Kualitas udara DKI Jakarta masuk dalam kategori tidak sehat dengan peringkat ketiga dunia dengan peringkat 166. Berdasarkan data situs resmi IQAir, pada Minggu pukul 06.00 WIB, indeks kualitas udara (AQI) Jakarta sebesar 166, partikel halus (particulate matter) 2,5, dan konsentrasinya 77 mikrogram per meter kubik.
Profesor Tjandra Yoga Aditama, mantan Direktur Penyakit Menular Organisasi Kesehatan Dunia Wilayah Asia Tenggara, mengatakan konsentrasi ini setara dengan 15,4 kali nilai pedoman kualitas udara tahunan Organisasi Kesehatan Dunia (WHO).
“Pada malam tanggal 22 Juni 2024, saya baru saja kembali dari menghadiri Konferensi Keamanan Kesehatan Global di Sydney. Tingkat PM 2,5 di Sydney pada pagi hari hanya 12, yang jelas jauh lebih sehat daripada kita di Jakarta, dan langit sangat cerah.” Biru cerah yang menyegarkan, ” kata Profesor Tjandra dalam siaran pers yang diterima Mayoritas.com, Senin (24 Juni 2024)..
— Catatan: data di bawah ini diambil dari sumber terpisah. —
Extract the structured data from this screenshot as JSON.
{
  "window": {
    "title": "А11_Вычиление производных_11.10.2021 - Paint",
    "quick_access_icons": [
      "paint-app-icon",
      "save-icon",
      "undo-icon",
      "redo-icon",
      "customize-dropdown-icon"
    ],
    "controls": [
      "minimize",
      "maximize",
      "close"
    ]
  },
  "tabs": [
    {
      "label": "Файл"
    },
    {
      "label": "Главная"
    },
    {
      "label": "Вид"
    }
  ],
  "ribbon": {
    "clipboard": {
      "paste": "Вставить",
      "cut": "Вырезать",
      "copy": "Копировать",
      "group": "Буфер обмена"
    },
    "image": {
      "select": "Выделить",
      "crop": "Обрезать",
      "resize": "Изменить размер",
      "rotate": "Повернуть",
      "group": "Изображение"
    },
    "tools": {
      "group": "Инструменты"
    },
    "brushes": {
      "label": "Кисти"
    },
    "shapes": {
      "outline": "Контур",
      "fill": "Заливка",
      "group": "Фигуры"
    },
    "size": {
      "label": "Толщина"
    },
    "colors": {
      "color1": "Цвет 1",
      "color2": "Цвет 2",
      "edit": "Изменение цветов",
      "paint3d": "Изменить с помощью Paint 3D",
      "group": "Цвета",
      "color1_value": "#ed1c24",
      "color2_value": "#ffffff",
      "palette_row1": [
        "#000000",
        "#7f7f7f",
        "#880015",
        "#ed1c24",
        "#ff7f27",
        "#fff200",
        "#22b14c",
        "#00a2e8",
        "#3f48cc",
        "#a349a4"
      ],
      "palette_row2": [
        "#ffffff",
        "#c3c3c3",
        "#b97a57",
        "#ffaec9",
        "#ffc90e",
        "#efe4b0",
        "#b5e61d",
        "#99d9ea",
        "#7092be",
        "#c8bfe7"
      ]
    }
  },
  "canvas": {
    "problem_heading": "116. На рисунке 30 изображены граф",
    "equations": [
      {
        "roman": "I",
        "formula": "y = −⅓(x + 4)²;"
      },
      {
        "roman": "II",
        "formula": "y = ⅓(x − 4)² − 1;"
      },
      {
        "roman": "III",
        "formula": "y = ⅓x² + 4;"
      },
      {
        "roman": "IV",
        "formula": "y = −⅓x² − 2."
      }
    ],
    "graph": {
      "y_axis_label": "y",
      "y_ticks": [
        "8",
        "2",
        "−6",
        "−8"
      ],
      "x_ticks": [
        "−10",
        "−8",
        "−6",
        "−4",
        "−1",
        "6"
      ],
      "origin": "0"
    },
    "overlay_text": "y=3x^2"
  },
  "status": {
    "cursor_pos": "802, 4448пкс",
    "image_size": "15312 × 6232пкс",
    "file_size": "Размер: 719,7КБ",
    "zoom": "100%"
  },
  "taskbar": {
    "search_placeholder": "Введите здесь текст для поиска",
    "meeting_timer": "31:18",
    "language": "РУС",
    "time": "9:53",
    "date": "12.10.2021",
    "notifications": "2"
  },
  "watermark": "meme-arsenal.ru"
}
Terkait peningkatan polusi udara di Jakarta, Profesor Tjandra punya empat poin yang ingin disampaikan. Beberapa dari mereka adalah:
“Pertama-tama, kita harus berusaha sekuat tenaga untuk mengendalikan dan mengubah polusi udara di Jakarta. Sebab, kita warga Jakarta bisa memilih untuk mengonsumsi makanan dan minuman yang tidak terkontaminasi, namun kita tidak bisa selalu memilih udara yang kita hirup. Apakah itu polusi udara? Jadi “kita ‘terpaksa’ atau ‘terpaksa’ menghirup udara yang tercemar polutan, yang berbahaya bagi kesehatan kita,” ujarnya.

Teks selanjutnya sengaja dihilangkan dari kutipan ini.